American solar-installation companies have denounced the move to slap new duties on Taiwanese-manufactured components. That’s because they rely on cheap Asian manufacturers to help keep the price of solar arrays low.
“Just this past week, the U.S. Trade Representative publicly condemned the protectionist solar policies of India because, in his words, protectionist policies would ‘actually impede India’s deployment of solar energy by raising its cost,'” said Jigar Shah, president of the Coalition for Affordable Solar Energy. “By raising the cost of solar for American homeowners, SolarWorld is poised to inflict critical damage on an industry which last year added more than 20,000 solar installation, sales, and distribution jobs to the U.S. economy.”
American solar-panel manufacturers have a different perspective, as you might expect. The dispute puts the U.S. government in a tight spot — is it best to protect panel installers or panel manufacturers? The New Republic recently explained the dilemma:
If the administration doesn’t ratchet up tariffs on Chinese solar makers, it will be accused of speeding the demise of what little solar-panel manufacturing remains in the U.S. That will further erode the administration’s claims that clean energy would bring the country lots of “green” manufacturing jobs.
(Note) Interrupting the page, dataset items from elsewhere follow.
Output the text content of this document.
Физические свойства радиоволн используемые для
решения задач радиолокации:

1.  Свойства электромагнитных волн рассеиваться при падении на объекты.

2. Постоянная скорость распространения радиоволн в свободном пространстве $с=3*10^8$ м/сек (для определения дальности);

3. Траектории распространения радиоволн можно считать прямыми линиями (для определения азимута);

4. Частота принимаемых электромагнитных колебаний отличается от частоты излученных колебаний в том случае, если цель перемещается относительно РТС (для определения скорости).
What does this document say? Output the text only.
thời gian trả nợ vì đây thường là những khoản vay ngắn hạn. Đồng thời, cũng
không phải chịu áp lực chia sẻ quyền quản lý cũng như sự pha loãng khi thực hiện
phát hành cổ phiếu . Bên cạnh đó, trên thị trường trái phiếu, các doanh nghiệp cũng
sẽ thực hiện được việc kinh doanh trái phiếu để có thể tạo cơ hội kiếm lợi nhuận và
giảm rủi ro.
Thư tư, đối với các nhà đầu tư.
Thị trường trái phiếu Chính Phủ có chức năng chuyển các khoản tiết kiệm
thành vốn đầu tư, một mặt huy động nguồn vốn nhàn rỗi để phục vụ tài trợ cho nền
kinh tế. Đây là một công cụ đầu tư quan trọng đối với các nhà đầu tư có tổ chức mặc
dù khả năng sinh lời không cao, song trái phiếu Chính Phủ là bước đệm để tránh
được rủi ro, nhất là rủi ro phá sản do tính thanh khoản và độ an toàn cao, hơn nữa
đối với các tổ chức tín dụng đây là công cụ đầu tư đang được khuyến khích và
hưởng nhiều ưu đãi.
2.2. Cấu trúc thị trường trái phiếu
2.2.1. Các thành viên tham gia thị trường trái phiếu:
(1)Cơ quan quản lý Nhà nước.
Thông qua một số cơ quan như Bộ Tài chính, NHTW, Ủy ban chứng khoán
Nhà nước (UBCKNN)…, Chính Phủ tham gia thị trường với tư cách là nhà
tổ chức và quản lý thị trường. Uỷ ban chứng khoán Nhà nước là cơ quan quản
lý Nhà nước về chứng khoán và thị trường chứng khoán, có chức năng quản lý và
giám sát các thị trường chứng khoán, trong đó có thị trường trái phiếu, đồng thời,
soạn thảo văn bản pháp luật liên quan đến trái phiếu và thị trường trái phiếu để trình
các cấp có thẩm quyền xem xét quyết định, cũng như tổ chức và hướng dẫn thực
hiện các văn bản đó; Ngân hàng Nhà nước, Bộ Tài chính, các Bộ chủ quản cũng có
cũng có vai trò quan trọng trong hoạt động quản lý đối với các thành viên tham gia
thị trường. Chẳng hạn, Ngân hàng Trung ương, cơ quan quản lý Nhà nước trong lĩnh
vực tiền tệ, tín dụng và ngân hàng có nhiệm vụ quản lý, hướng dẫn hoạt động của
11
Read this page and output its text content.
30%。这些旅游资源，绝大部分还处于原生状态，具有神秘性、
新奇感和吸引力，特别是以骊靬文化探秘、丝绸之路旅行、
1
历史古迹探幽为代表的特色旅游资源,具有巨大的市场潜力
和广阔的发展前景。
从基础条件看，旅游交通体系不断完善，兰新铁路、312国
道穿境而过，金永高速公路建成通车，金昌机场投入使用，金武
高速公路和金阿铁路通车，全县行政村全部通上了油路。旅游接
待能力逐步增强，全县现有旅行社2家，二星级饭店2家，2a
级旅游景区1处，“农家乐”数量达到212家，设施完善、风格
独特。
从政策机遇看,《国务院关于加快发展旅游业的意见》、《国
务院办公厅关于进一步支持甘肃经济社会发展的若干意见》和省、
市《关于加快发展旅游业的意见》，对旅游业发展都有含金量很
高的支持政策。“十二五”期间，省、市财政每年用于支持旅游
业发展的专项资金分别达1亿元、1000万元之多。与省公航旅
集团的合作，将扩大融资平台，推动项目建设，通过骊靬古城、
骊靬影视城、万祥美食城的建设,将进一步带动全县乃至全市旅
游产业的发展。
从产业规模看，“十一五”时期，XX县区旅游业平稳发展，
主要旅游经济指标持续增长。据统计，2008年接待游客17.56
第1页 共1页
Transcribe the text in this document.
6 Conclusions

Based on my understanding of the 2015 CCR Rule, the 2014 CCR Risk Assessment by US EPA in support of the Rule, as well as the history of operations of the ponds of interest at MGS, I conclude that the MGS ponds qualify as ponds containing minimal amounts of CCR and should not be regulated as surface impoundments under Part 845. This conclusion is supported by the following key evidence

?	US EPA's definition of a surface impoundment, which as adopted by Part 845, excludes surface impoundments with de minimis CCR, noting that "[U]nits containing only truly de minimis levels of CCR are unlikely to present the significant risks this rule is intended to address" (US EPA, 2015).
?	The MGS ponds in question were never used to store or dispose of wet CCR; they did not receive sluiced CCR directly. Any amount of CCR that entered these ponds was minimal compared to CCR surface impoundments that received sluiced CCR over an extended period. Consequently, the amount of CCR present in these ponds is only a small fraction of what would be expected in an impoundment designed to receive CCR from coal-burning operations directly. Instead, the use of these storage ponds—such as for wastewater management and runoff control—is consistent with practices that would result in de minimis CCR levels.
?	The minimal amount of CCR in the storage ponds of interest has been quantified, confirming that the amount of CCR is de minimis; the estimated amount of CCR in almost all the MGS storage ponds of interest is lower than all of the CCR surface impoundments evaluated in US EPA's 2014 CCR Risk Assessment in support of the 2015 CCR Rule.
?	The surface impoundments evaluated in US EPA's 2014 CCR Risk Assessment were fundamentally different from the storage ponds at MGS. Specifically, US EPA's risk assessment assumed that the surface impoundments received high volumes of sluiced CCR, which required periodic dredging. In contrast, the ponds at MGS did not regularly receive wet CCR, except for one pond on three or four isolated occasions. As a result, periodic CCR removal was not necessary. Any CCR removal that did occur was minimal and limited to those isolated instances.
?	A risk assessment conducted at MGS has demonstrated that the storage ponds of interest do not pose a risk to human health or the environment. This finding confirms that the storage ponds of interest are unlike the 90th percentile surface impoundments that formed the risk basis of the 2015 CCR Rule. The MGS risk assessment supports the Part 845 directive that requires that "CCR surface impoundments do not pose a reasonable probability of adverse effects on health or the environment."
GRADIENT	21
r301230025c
But if the administration ultimately imposes hefty new tariffs on imported Chinese panels … the price of solar power across the country could rise, slowing the advance of a fast-growing, though still niche, green energy source. And that would hurt the firms that are succeeding best in the U.S. solar business today — not those making the panels, but those bolting them onto American rooftops.
Whatever happens, it would be nice to at least see the U.S. show as much sympathy for solar manufacturers in impoverished India as it shows for its own.